Saturday, April 11, 2009

cent jours

as you all can see, i definitely forgot to post again on wednesday.
sorry.

now for my main problem at hand.. well, not problem, just frustration, and.. not really.. revelations :/
help me out here,
how am i going to say to a guy that's liked me for as long as i've liked Elias, that.. i have no feelings for him, and that i want to just be friends, WITHOUT making him sad.
is that even probable...?
Honestly, i had no idea that he still liked me, i thought it would've died off like a flame dies off in a deoxygenated room.
Guess i miscalculated. What i mean is, i had a clue that he liked me back in my sophomore year. I just had no clue to think that he would still keep liking me. The only reason he's telling me now is because i'm graduating soon... I gotta say, the kid has guts. Took him 2 years to work up those guts, but.. he still has guts ( if only i had those guts a year ago). 
he asked me to accept to be his gf... no can do H****, toolateforthat.

Now about the guy that i am tied to.
here's what's up.
" so, whatever happened to ' i'll call you as soon as i find my phone though' ?"
" well i texted you.. oh. i said i would call you."
" okay. that's all i needed to know"

how many times has he forgotten what he said?
" i don't know."
Give an approximation.
" few."
So does it matter?
" yes."

i have trust issues. i put all of my trust into anybody i meet, but once that person loses my trust just once, that bond of trust snaps like an overworked rubber band. I'm having trouble persuading myself to believe everything that he says. 

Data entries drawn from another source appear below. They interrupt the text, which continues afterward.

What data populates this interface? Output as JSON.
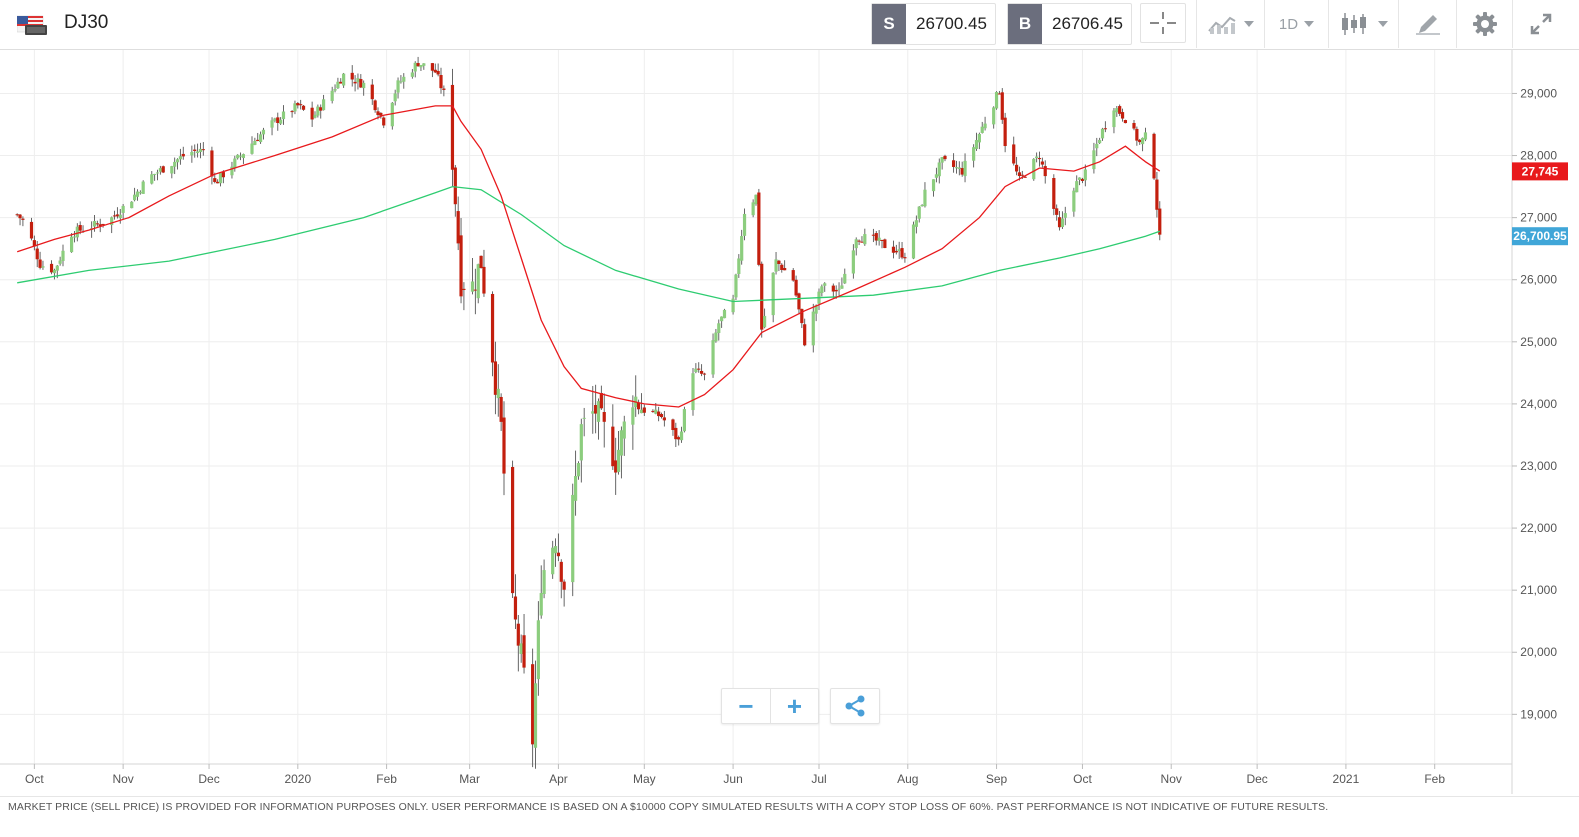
{
  "header": {
    "symbol": "DJ30",
    "flag_icon": "us-flag-icon",
    "sell": {
      "letter": "S",
      "value": "26700.45"
    },
    "buy": {
      "letter": "B",
      "value": "26706.45"
    },
    "interval_label": "1D",
    "tools": [
      "crosshair-icon",
      "chart-type-icon",
      "interval-select",
      "candles-icon",
      "draw-icon",
      "settings-icon",
      "fullscreen-icon"
    ]
  },
  "chart_data": {
    "type": "candlestick",
    "x_labels": [
      "Oct",
      "Nov",
      "Dec",
      "2020",
      "Feb",
      "Mar",
      "Apr",
      "May",
      "Jun",
      "Jul",
      "Aug",
      "Sep",
      "Oct",
      "Nov",
      "Dec",
      "2021",
      "Feb"
    ],
    "y_ticks": [
      "19,000",
      "20,000",
      "21,000",
      "22,000",
      "23,000",
      "24,000",
      "25,000",
      "26,000",
      "27,000",
      "28,000",
      "29,000"
    ],
    "y_tick_values": [
      19000,
      20000,
      21000,
      22000,
      23000,
      24000,
      25000,
      26000,
      27000,
      28000,
      29000
    ],
    "ylim": [
      18200,
      29700
    ],
    "grid": true,
    "close_series": [
      [
        "2019-09-25",
        27050
      ],
      [
        "2019-09-28",
        26900
      ],
      [
        "2019-10-03",
        26250
      ],
      [
        "2019-10-08",
        26150
      ],
      [
        "2019-10-14",
        26750
      ],
      [
        "2019-10-20",
        26850
      ],
      [
        "2019-10-27",
        26950
      ],
      [
        "2019-11-03",
        27250
      ],
      [
        "2019-11-10",
        27650
      ],
      [
        "2019-11-17",
        27850
      ],
      [
        "2019-11-24",
        28050
      ],
      [
        "2019-11-30",
        28100
      ],
      [
        "2019-12-03",
        27550
      ],
      [
        "2019-12-10",
        27900
      ],
      [
        "2019-12-17",
        28250
      ],
      [
        "2019-12-24",
        28550
      ],
      [
        "2020-01-01",
        28800
      ],
      [
        "2020-01-06",
        28600
      ],
      [
        "2020-01-13",
        29050
      ],
      [
        "2020-01-17",
        29300
      ],
      [
        "2020-01-24",
        29150
      ],
      [
        "2020-01-31",
        28550
      ],
      [
        "2020-02-05",
        29150
      ],
      [
        "2020-02-12",
        29500
      ],
      [
        "2020-02-18",
        29350
      ],
      [
        "2020-02-21",
        29000
      ],
      [
        "2020-02-24",
        27950
      ],
      [
        "2020-02-27",
        26000
      ],
      [
        "2020-03-02",
        25900
      ],
      [
        "2020-03-05",
        26300
      ],
      [
        "2020-03-09",
        24800
      ],
      [
        "2020-03-12",
        23600
      ],
      [
        "2020-03-16",
        20700
      ],
      [
        "2020-03-19",
        19900
      ],
      [
        "2020-03-23",
        18600
      ],
      [
        "2020-03-26",
        21200
      ],
      [
        "2020-03-31",
        21900
      ],
      [
        "2020-04-03",
        21100
      ],
      [
        "2020-04-09",
        23600
      ],
      [
        "2020-04-14",
        23900
      ],
      [
        "2020-04-21",
        23100
      ],
      [
        "2020-04-27",
        24150
      ],
      [
        "2020-05-01",
        23900
      ],
      [
        "2020-05-07",
        23800
      ],
      [
        "2020-05-13",
        23400
      ],
      [
        "2020-05-18",
        24550
      ],
      [
        "2020-05-22",
        24450
      ],
      [
        "2020-05-27",
        25300
      ],
      [
        "2020-06-01",
        25650
      ],
      [
        "2020-06-05",
        27100
      ],
      [
        "2020-06-09",
        27350
      ],
      [
        "2020-06-11",
        25200
      ],
      [
        "2020-06-16",
        26300
      ],
      [
        "2020-06-22",
        26000
      ],
      [
        "2020-06-26",
        25000
      ],
      [
        "2020-07-02",
        25900
      ],
      [
        "2020-07-08",
        25800
      ],
      [
        "2020-07-14",
        26700
      ],
      [
        "2020-07-20",
        26650
      ],
      [
        "2020-07-24",
        26550
      ],
      [
        "2020-07-31",
        26400
      ],
      [
        "2020-08-07",
        27400
      ],
      [
        "2020-08-13",
        27900
      ],
      [
        "2020-08-20",
        27750
      ],
      [
        "2020-08-26",
        28350
      ],
      [
        "2020-09-02",
        29050
      ],
      [
        "2020-09-04",
        28200
      ],
      [
        "2020-09-09",
        27600
      ],
      [
        "2020-09-16",
        28000
      ],
      [
        "2020-09-23",
        26800
      ],
      [
        "2020-09-28",
        27500
      ],
      [
        "2020-10-02",
        27700
      ],
      [
        "2020-10-07",
        28300
      ],
      [
        "2020-10-12",
        28800
      ],
      [
        "2020-10-16",
        28600
      ],
      [
        "2020-10-21",
        28200
      ],
      [
        "2020-10-23",
        28300
      ],
      [
        "2020-10-26",
        27700
      ],
      [
        "2020-10-28",
        26650
      ]
    ],
    "ma_red": [
      [
        "2019-09-25",
        26450
      ],
      [
        "2019-10-08",
        26650
      ],
      [
        "2019-10-20",
        26800
      ],
      [
        "2019-11-03",
        27000
      ],
      [
        "2019-11-17",
        27350
      ],
      [
        "2019-12-03",
        27700
      ],
      [
        "2019-12-24",
        28000
      ],
      [
        "2020-01-13",
        28300
      ],
      [
        "2020-01-31",
        28650
      ],
      [
        "2020-02-18",
        28800
      ],
      [
        "2020-02-24",
        28800
      ],
      [
        "2020-02-27",
        28550
      ],
      [
        "2020-03-05",
        28100
      ],
      [
        "2020-03-12",
        27350
      ],
      [
        "2020-03-19",
        26350
      ],
      [
        "2020-03-26",
        25350
      ],
      [
        "2020-04-03",
        24600
      ],
      [
        "2020-04-09",
        24250
      ],
      [
        "2020-04-21",
        24100
      ],
      [
        "2020-05-01",
        24000
      ],
      [
        "2020-05-13",
        23950
      ],
      [
        "2020-05-22",
        24150
      ],
      [
        "2020-06-01",
        24550
      ],
      [
        "2020-06-11",
        25150
      ],
      [
        "2020-06-26",
        25500
      ],
      [
        "2020-07-14",
        25850
      ],
      [
        "2020-07-31",
        26200
      ],
      [
        "2020-08-13",
        26500
      ],
      [
        "2020-08-26",
        27000
      ],
      [
        "2020-09-04",
        27500
      ],
      [
        "2020-09-16",
        27800
      ],
      [
        "2020-09-28",
        27750
      ],
      [
        "2020-10-07",
        27900
      ],
      [
        "2020-10-16",
        28150
      ],
      [
        "2020-10-23",
        27900
      ],
      [
        "2020-10-28",
        27750
      ]
    ],
    "ma_green": [
      [
        "2019-09-25",
        25950
      ],
      [
        "2019-10-20",
        26150
      ],
      [
        "2019-11-17",
        26300
      ],
      [
        "2019-12-24",
        26650
      ],
      [
        "2020-01-24",
        27000
      ],
      [
        "2020-02-18",
        27400
      ],
      [
        "2020-02-24",
        27500
      ],
      [
        "2020-03-05",
        27450
      ],
      [
        "2020-03-19",
        27050
      ],
      [
        "2020-04-03",
        26550
      ],
      [
        "2020-04-21",
        26150
      ],
      [
        "2020-05-13",
        25850
      ],
      [
        "2020-06-01",
        25650
      ],
      [
        "2020-06-26",
        25700
      ],
      [
        "2020-07-20",
        25750
      ],
      [
        "2020-08-13",
        25900
      ],
      [
        "2020-09-02",
        26150
      ],
      [
        "2020-09-23",
        26350
      ],
      [
        "2020-10-07",
        26500
      ],
      [
        "2020-10-23",
        26700
      ],
      [
        "2020-10-28",
        26780
      ]
    ],
    "price_tags": [
      {
        "label": "27,745",
        "value": 27745,
        "color": "#e8191c"
      },
      {
        "label": "26,700.95",
        "value": 26700.95,
        "color": "#40a6d8"
      }
    ],
    "colors": {
      "up": "#8ccd7e",
      "down": "#c31f0e",
      "ma_red": "#e8191c",
      "ma_green": "#2ecc71",
      "grid": "#eeeeee"
    }
  },
  "controls": {
    "zoom_out_label": "−",
    "zoom_in_label": "+",
    "share_icon": "share-icon"
  },
  "footer": {
    "disclaimer": "MARKET PRICE (SELL PRICE) IS PROVIDED FOR INFORMATION PURPOSES ONLY. USER PERFORMANCE IS BASED ON A $10000 COPY SIMULATED RESULTS WITH A COPY STOP LOSS OF 60%. PAST PERFORMANCE IS NOT INDICATIVE OF FUTURE RESULTS."
  }
}
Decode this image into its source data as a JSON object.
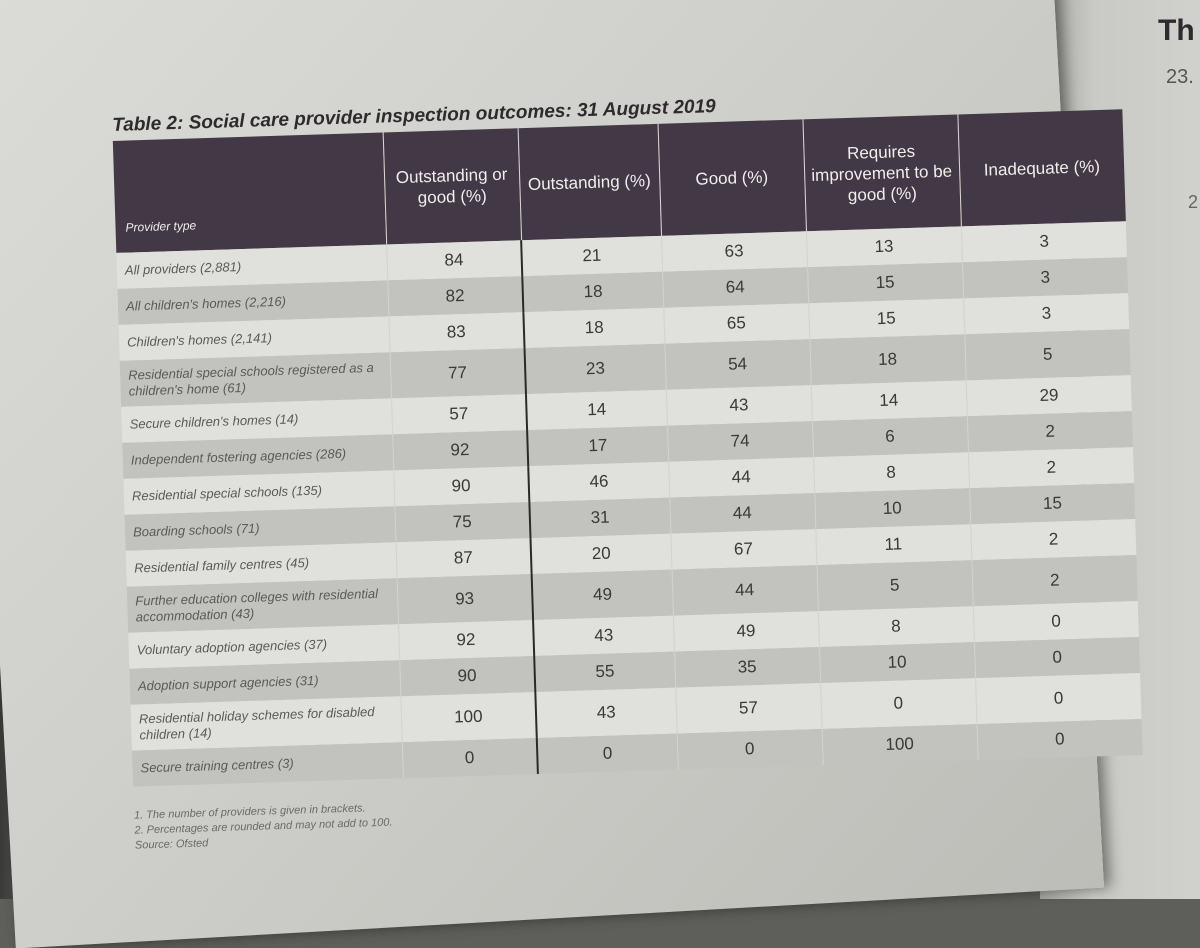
{
  "table": {
    "title": "Table 2: Social care provider inspection outcomes: 31 August 2019",
    "columns": [
      "Provider type",
      "Outstanding or good (%)",
      "Outstanding (%)",
      "Good (%)",
      "Requires improvement to be good (%)",
      "Inadequate (%)"
    ],
    "rows": [
      [
        "All providers (2,881)",
        "84",
        "21",
        "63",
        "13",
        "3"
      ],
      [
        "All children's homes (2,216)",
        "82",
        "18",
        "64",
        "15",
        "3"
      ],
      [
        "Children's homes (2,141)",
        "83",
        "18",
        "65",
        "15",
        "3"
      ],
      [
        "Residential special schools registered as a children's home (61)",
        "77",
        "23",
        "54",
        "18",
        "5"
      ],
      [
        "Secure children's homes (14)",
        "57",
        "14",
        "43",
        "14",
        "29"
      ],
      [
        "Independent fostering agencies (286)",
        "92",
        "17",
        "74",
        "6",
        "2"
      ],
      [
        "Residential special schools (135)",
        "90",
        "46",
        "44",
        "8",
        "2"
      ],
      [
        "Boarding schools (71)",
        "75",
        "31",
        "44",
        "10",
        "15"
      ],
      [
        "Residential family centres (45)",
        "87",
        "20",
        "67",
        "11",
        "2"
      ],
      [
        "Further education colleges with residential accommodation (43)",
        "93",
        "49",
        "44",
        "5",
        "2"
      ],
      [
        "Voluntary adoption agencies (37)",
        "92",
        "43",
        "49",
        "8",
        "0"
      ],
      [
        "Adoption support agencies (31)",
        "90",
        "55",
        "35",
        "10",
        "0"
      ],
      [
        "Residential holiday schemes for disabled children (14)",
        "100",
        "43",
        "57",
        "0",
        "0"
      ],
      [
        "Secure training centres (3)",
        "0",
        "0",
        "0",
        "100",
        "0"
      ]
    ],
    "notes": [
      "1. The number of providers is given in brackets.",
      "2. Percentages are rounded and may not add to 100.",
      "Source: Ofsted"
    ]
  },
  "facing_page": {
    "heading_fragment": "Th",
    "number_fragment": "23.",
    "mark_fragment": "2"
  }
}
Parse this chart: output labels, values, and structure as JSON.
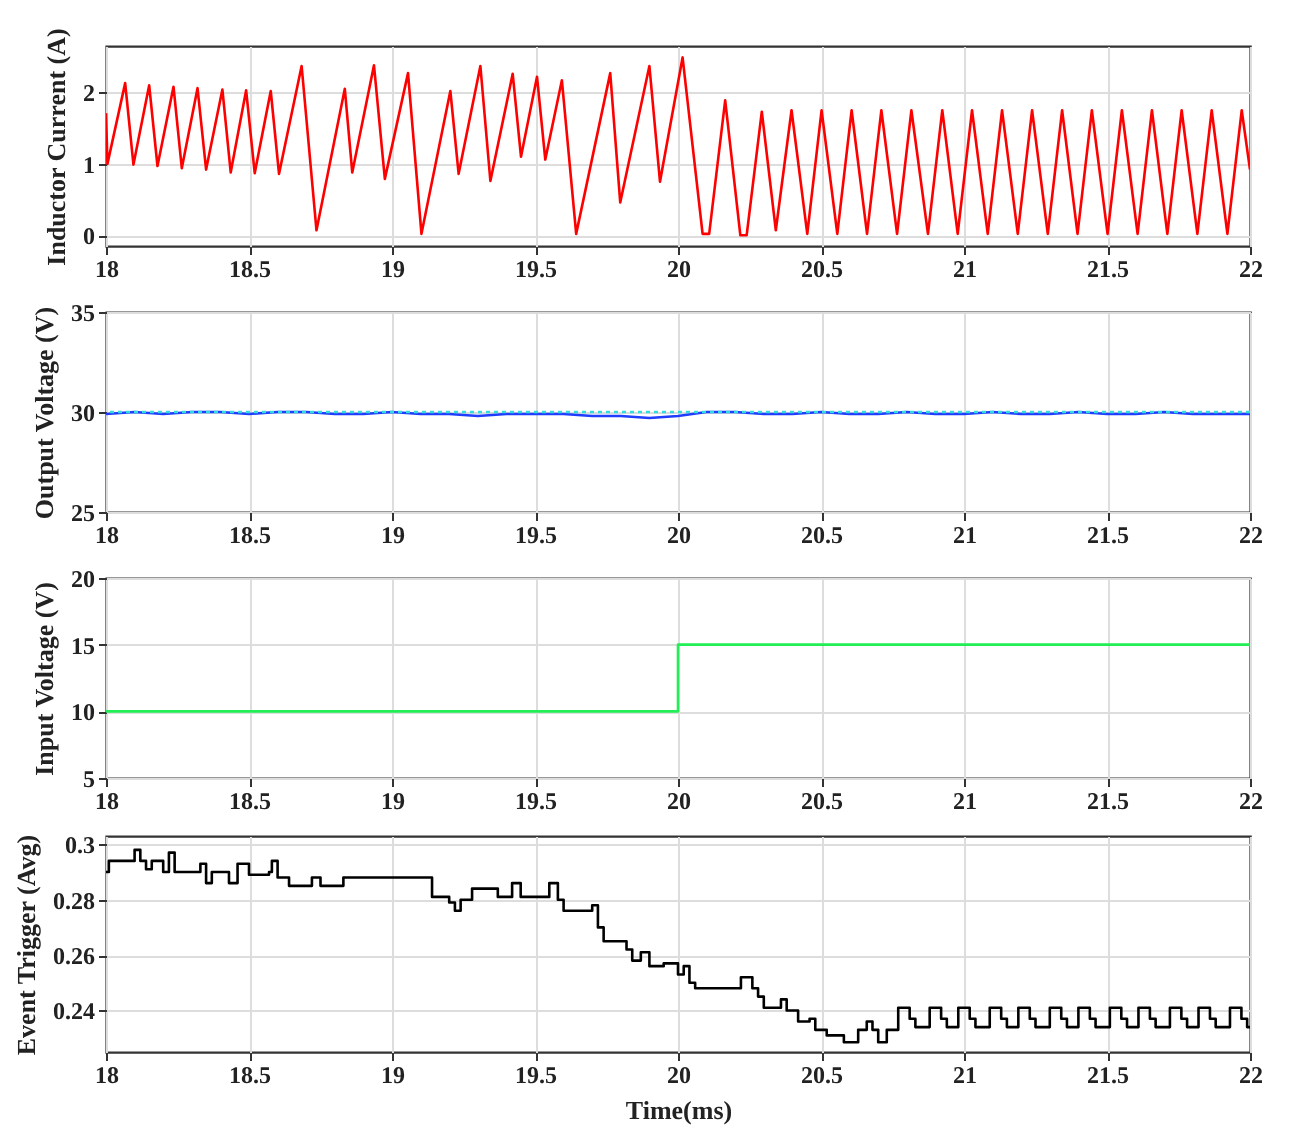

" He'll say things, and he'll mean it, but that doesn't mean he'll necessarily do anything to prove it."
in sooth.

this time, he didn't even think to apologize.
but that doesn't matter. actions speak louder than words.
let's see how he can make it up this time, or if he's even going to try to make it up.

are you mad?
"no."
sad?
"a little."
apathetic?
"not sure."
tired?
"yes."


yeah.. whatever.. right?
it's all whatever.
just keep on proving me right, whatever.
happy one hundred days...
no whatever to that, because it actually matters to me...
but does it matter to him

"La confiance est la base pour l'amour."